I dial the number as I flip my gaze back and forth between her phone and mine.

He answers on the fourth ring, just as I was expecting voice mail to pick up.

“What?” is all he says, but his English accent is clear in just that one word.

“Um… Mr. Cooke?”

“Gavin,” he grumbles into the phone and if I’m not mistaken, his voice is a little slurred.

“Uh… yeah, this is Savannah Shepherd. My roommate, Casey Markham, said you wanted me to call.”

There’s silence on the other line for a moment, and then he says irritably, “Who told you to call me?”

“Casey Markham… your realtor? She said you might want me to clean your house?”

I hear him hiss through his teeth, and he sounds even more irritated. “Fuck… yeah, I forgot about that. Look, I’m in the middle of something and can’t talk. Just be here tomorrow at ten, and we can discuss the details.”
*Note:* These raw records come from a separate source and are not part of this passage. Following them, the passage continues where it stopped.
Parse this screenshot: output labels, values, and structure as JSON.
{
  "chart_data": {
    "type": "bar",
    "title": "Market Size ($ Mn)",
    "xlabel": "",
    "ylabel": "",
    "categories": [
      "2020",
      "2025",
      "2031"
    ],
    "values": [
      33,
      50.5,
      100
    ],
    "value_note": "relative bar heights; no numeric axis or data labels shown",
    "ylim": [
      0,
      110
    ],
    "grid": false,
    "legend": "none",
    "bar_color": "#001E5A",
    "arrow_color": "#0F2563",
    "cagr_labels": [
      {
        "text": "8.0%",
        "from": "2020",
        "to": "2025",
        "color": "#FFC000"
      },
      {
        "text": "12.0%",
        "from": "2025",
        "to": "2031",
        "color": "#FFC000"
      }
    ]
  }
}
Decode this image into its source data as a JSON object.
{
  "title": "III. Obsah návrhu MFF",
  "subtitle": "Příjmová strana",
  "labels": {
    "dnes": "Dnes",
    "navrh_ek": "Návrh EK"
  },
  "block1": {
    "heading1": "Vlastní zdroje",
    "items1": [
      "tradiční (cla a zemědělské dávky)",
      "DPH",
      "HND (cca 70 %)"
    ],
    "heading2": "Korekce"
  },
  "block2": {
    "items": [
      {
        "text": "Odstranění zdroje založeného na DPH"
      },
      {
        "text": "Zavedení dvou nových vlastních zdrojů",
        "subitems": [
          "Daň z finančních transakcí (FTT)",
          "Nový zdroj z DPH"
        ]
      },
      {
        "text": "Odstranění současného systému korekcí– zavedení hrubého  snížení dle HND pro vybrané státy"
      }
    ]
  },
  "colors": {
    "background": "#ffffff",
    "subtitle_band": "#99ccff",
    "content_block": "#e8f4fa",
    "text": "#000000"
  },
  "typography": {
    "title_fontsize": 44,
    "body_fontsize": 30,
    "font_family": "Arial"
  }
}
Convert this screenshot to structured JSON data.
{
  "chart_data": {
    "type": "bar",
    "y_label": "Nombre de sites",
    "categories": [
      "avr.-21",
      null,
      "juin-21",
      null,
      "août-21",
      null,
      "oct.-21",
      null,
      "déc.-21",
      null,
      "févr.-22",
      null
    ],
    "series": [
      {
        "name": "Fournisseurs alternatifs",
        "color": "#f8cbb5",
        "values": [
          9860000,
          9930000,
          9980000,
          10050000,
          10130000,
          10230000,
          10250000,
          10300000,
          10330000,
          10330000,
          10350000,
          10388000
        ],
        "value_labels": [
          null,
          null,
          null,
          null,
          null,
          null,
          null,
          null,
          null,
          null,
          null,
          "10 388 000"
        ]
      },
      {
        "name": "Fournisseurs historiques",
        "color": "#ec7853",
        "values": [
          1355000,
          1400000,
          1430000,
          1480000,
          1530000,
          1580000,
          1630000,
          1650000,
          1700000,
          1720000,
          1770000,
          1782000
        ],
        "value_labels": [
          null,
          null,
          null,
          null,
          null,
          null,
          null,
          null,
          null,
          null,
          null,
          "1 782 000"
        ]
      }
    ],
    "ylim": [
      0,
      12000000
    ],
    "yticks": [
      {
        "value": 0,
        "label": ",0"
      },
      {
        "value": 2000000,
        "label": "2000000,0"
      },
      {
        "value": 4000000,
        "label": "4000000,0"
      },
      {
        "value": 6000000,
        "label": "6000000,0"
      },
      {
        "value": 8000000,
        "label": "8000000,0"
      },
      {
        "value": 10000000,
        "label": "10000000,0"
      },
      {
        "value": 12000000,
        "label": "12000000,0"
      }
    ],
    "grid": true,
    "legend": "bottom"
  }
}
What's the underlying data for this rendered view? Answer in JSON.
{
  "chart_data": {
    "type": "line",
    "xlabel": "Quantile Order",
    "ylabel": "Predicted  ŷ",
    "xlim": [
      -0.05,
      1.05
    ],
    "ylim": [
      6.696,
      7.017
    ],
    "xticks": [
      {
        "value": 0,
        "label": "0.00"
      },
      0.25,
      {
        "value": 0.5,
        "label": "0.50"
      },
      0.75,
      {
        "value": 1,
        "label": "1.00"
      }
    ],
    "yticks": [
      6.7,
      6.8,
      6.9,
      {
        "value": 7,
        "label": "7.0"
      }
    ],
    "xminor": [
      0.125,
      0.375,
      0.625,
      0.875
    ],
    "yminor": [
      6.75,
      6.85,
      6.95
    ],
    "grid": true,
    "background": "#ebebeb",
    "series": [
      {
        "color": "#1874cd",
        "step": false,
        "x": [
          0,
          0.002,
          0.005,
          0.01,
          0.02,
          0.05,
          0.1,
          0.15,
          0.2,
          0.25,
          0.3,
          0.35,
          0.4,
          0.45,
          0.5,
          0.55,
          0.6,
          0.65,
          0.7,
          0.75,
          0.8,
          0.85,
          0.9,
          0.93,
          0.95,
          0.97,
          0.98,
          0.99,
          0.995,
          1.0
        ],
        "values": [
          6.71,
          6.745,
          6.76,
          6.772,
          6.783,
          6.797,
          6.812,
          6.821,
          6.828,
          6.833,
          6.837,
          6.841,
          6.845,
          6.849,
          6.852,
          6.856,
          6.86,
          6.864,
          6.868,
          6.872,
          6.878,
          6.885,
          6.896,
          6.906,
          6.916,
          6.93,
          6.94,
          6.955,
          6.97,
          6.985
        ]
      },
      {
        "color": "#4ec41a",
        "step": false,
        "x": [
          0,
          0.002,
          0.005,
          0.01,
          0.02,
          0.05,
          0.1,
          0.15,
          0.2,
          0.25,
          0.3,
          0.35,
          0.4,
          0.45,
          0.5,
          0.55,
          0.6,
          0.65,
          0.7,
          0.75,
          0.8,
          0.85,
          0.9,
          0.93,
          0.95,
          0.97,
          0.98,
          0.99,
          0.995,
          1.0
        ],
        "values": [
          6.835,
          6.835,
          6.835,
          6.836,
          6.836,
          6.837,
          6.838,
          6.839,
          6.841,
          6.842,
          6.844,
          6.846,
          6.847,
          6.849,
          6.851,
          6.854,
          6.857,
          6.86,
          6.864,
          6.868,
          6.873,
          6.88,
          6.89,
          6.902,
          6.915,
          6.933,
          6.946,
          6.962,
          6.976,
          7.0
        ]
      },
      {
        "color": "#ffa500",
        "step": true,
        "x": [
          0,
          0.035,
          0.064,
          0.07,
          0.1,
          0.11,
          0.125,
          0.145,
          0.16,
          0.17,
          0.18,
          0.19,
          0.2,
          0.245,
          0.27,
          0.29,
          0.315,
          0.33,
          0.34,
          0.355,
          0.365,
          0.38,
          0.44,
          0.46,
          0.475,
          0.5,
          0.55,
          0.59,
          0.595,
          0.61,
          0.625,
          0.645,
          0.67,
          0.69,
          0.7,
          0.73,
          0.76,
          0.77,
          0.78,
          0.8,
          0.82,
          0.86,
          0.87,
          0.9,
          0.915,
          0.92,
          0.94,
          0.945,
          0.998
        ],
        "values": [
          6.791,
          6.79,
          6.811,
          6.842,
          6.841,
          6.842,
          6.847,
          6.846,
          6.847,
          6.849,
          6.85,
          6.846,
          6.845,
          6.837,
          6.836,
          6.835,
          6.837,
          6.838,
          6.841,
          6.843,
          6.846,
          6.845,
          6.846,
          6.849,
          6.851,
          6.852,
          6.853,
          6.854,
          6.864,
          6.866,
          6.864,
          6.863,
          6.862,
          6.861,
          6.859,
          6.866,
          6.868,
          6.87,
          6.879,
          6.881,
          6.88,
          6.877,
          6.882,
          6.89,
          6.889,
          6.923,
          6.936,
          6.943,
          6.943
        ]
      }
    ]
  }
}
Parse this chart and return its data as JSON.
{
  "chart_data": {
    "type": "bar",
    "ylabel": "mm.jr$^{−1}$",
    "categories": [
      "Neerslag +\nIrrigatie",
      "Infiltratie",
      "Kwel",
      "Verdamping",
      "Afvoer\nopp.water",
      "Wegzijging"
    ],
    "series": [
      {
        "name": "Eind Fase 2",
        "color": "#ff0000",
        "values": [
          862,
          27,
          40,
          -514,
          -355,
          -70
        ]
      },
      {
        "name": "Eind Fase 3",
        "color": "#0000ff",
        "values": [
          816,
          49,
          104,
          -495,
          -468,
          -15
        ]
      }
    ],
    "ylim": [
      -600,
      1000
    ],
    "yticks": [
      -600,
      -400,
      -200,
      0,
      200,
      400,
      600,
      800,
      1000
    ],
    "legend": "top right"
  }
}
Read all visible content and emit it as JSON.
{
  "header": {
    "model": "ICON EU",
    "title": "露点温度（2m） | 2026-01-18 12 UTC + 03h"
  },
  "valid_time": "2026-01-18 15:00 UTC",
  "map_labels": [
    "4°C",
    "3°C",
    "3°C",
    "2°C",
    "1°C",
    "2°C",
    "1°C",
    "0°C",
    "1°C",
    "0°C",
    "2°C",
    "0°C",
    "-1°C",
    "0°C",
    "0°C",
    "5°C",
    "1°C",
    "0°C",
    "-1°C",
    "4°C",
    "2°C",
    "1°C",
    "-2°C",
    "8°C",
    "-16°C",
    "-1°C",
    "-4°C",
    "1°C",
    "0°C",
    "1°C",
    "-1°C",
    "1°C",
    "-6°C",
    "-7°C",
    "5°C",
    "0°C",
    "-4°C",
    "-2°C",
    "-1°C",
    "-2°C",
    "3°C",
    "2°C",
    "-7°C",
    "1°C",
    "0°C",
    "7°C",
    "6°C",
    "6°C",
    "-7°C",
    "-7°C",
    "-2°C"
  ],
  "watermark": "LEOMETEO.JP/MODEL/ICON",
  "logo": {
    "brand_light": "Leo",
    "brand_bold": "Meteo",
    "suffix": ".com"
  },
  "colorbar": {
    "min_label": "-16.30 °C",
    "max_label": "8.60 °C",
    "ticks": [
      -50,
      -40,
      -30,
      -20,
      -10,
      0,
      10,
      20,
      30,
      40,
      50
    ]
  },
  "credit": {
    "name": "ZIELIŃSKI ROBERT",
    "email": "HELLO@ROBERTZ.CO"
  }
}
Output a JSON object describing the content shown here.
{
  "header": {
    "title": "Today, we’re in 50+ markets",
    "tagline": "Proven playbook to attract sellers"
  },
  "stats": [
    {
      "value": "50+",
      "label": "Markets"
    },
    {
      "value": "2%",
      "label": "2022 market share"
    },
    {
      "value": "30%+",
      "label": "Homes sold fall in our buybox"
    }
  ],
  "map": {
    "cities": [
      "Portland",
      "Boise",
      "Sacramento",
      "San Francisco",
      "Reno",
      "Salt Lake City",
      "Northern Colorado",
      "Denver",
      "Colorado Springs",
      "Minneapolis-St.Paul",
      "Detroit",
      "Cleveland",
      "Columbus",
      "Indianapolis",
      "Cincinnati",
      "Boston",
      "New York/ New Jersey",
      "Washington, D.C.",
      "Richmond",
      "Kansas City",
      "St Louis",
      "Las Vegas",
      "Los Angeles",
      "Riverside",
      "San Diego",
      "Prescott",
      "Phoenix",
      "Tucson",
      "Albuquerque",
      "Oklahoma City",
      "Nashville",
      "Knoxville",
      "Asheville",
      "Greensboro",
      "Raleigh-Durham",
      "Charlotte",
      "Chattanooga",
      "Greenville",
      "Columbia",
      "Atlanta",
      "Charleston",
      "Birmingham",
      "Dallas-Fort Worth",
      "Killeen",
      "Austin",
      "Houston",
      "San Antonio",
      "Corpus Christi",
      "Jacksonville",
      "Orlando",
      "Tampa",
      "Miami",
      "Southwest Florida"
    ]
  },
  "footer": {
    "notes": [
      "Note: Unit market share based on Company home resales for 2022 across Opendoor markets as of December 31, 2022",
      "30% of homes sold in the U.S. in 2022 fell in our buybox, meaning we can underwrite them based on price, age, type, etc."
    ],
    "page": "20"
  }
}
“Ten in the morning?” I ask, just to clarify, because I have another house I have to clean starting at eight, and I don’t know if I can be done in time.

“Of course, ten in the morning,” he says, clearly exasperated at my question. “Do you clean houses at ten at night?”

“Sometimes,” I answer automatically, and I can tell he doesn’t have a comeback. “Look, Mr. Cooke…”

“Gavin,” he butts in.

“Gavin,” I acknowledge. “I have another job at eight and not sure I can be there by ten. Can we possibly—?”

He cuts me off. “If you want the job, be here at ten. If you don’t, don’t be here at ten. Choice is yours.”

He then hangs up the phone on me, and I’m stuck listening to dead space.

Putting my phone down, I glance up at Casey, who is watching me intently. “He really is an asshole.”

“Told you,” she says, while nodding her head up and down. “What did he say?”

“Told me to be there at ten if I wanted the job and then hung up on me,” I say as I start flipping through my contacts. I pull up the number for Grace Banner, the woman whose house I clean every Thursday at eight. “Guess I better see if I can be at her house a little early tomorrow.”

“Great,” Casey mutters as she watches me dial Grace’s number. “You’re trading in one douche employer for another.”

As the phone rings, I cock an eyebrow at her. “I’m not trading just yet. Looks like I’ll have two douche employers for a while until I can cut one loose.”

Casey nods at me in commiseration.





Boom, boom, boom.

The pounding in my head causes me to open my eyes slowly, because I know the sunlight filtering through the shades is going to hurt like a motherfucker.

Boom, boom, boom.

Christ, it seems to be getting louder, and I’m regretting polishing off that last half bottle of Macallan last night. I rub my eyes, which are caked with sleep, and turn my head to look at the alarm clock. Fuck… it’s only ten o’clock in the morning, and I was hoping to sleep past the majority of my hangover.

Painkillers… that’s what I need right now.

Gingerly sitting up and swinging my feet out of bed, I hesitantly put my fingertips to my temple and try to massage the pounding away.

Boom, boom, boom.

Fucking hell. That’s someone banging on my door, which causes the actual pounding in my head to skyrocket. Lurching out of bed, I stumble out of my bedroom, down the flight of stairs, and into the kitchen with my eyes only open to half slits because the sunlight isn’t helping the pain either. I manage to crack my hip against the counter, letting out a string of curses as I make my way to the front door.

Boom, boom—

I swing the door open forcefully and glare at the person standing there. “You better have a good excuse for pounding on my fucking door this early,” I snarl.

“Mr. Cooke? You told me to be here at ten,” the person says… a woman, I can now glean, even though I’ve yet to fully open my eyes.

Squinting at her hard, my eyes still blurry, I can make out a young woman with dark brown hair and unrecognizable facial features, as I’m sure I still have drunk goggles on. “I did?”

“Um… yes, to talk about cleaning your house,” she says quietly. Even in all my hungover glory, I don’t fail to notice that she takes a small step backward.